Two recent Canadian criminal court rulings considered charges resulting from the conduct of passengers aboard international commercial flights that landed in Canada.
These rulings confirm the jurisdiction of Canadian authorities to prosecute those who, during a flight that terminates in Canada, commit acts that would be considered a criminal offence under Canadian law.
On April 27, 2011, Michele Jules Ego (a 73 year old tourist from the French island Réunion) was charged under the Aeronautics Act for using an electronic device without permission and failing to comply with flight crew instructions. Mr Ego, a licensed pilot and retired mathematics professor, was using his GPS system on a flight from Minneapolis to Winnipeg. He also refused to buckle his seat belt when ordered to do so by the flight crew.
Section 602.08 of the Canadian Aviation Regulations states that a portable electronic device shall not be used if it may impair the functioning of the aircraft’s systems or equipment and that portable electronic devices can only be used with the permission of the operator of the aircraft.
While it is arguable as to whether a portable GPS unit would interfere with the systems or equipment of an aircraft, Mr. Ego did not have the permission of the operator to use the device. He pled guilty and was fined $250.
On August 15, 2009, Mr. Patrick Minot (a French electronics engineer and entrepreneur) was traveling from Paris, France to Boston, Mass. on an American Airlines aircraft. During the flight, Mr. Minot was observed using two “weird devices”, one of which he had attached to the interior wall of the aircraft with a putty-like substance. The flight crew confiscated the devices, his cell phone, his GPS device and his laptop, which he had turned on in defiance of instructions from a flight attendant.

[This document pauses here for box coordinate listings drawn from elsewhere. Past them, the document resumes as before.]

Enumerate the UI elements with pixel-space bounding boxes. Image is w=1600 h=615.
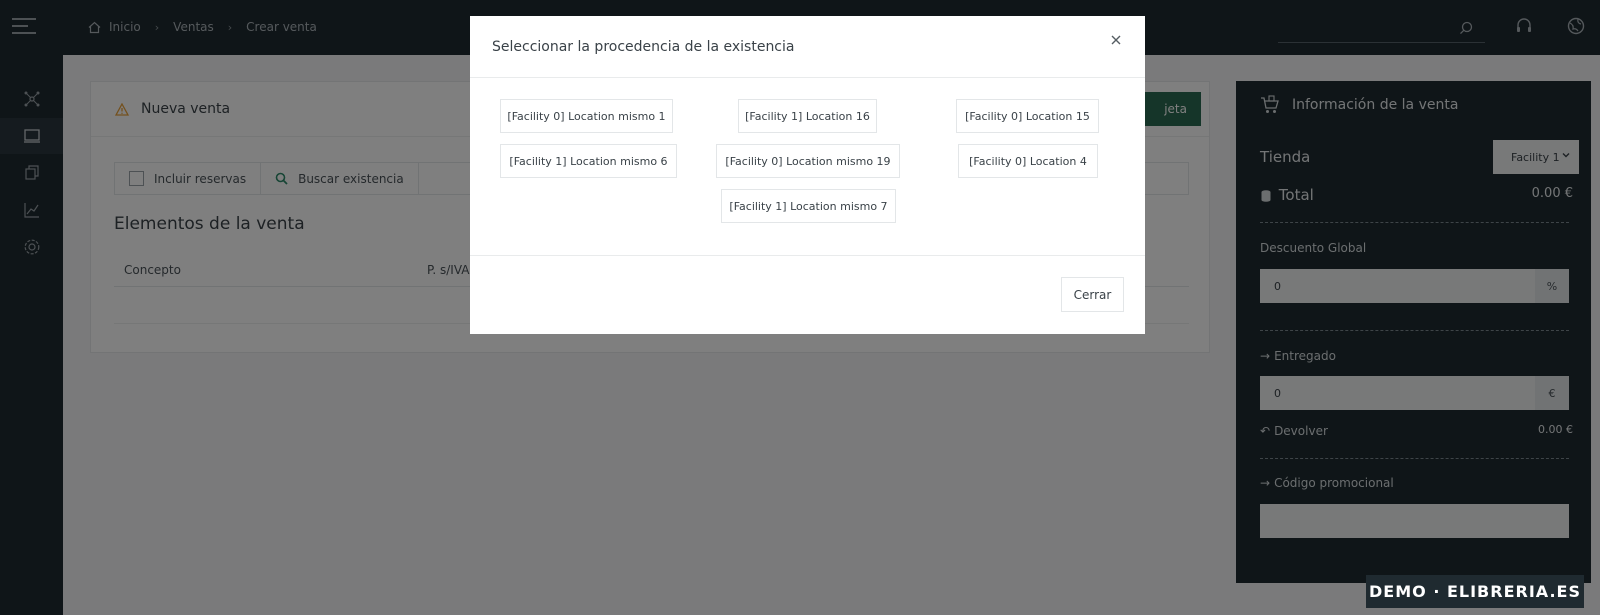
demo-watermark: DEMO · ELIBRERIA.ES <box>1366 575 1584 608</box>
modal-body: [Facility 0] Location mismo 1 [Facility … <box>470 79 1145 254</box>
stock-source-modal: Seleccionar la procedencia de la existen… <box>470 16 1145 334</box>
location-button[interactable]: [Facility 1] Location mismo 7 <box>721 189 896 223</box>
location-button[interactable]: [Facility 1] Location 16 <box>738 99 877 133</box>
close-icon[interactable] <box>1109 32 1123 46</box>
location-button[interactable]: [Facility 0] Location mismo 1 <box>500 99 673 133</box>
modal-footer: Cerrar <box>470 255 1145 334</box>
modal-header: Seleccionar la procedencia de la existen… <box>470 16 1145 78</box>
location-button[interactable]: [Facility 0] Location 4 <box>958 144 1098 178</box>
location-button[interactable]: [Facility 0] Location 15 <box>956 99 1099 133</box>
location-button[interactable]: [Facility 1] Location mismo 6 <box>500 144 677 178</box>
location-button[interactable]: [Facility 0] Location mismo 19 <box>716 144 900 178</box>
modal-title: Seleccionar la procedencia de la existen… <box>492 38 795 55</box>
close-button[interactable]: Cerrar <box>1061 277 1124 312</box>
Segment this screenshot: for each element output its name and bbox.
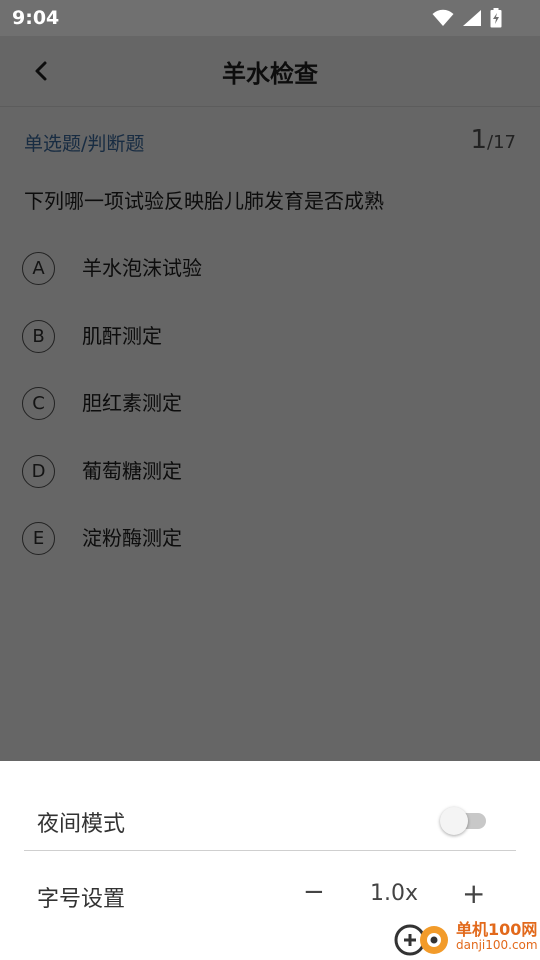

The flight was then diverted to Gander, Newfoundland, and police officers met Mr. Minot on arrival. He was arrested and charged with mischief under the Criminal Code and interference under the Aeronautics Act. Mr. Minot pled guilty and was convicted and sentenced to time served (3 days), a restitution order of $22,000 (payable to American Airlines) and a fine of $10,000.
Mr. Minot then appealed his conviction to the Newfoundland and Labrador Court of Appeal, and raised a number of somewhat technical arguments.
Section 7(7) of the Criminal Code requires the Attorney General (the “AG”) to consent to the continuation of proceedings within eight days of their commencement in situations where the accused is not a Canadian citizen. Since no evidence was tendered at trial by the Crown proving that the AG had consented, Mr. Minot argued that the Court had no jurisdiction over him or his offences. The Court ruled that jurisdiction is presumed until it is challenged. Mr. Minot had not challenged jurisdiction at trial. However, the Court accepted new evidence on appeal, since jurisdiction was now being challenged. The Crown presented evidence of the AG’s consent, and this ground of appeal was dismissed.
Mr. Minot also argued that the flight “terminated” in Boston, not Gander, and therefore the Court did not have jurisdiction. The Court ruled that the flight “terminated” once it landed in Gander and opened a door for Mr. Minot to disembark. This was enough to constitute termination under the Criminal Code.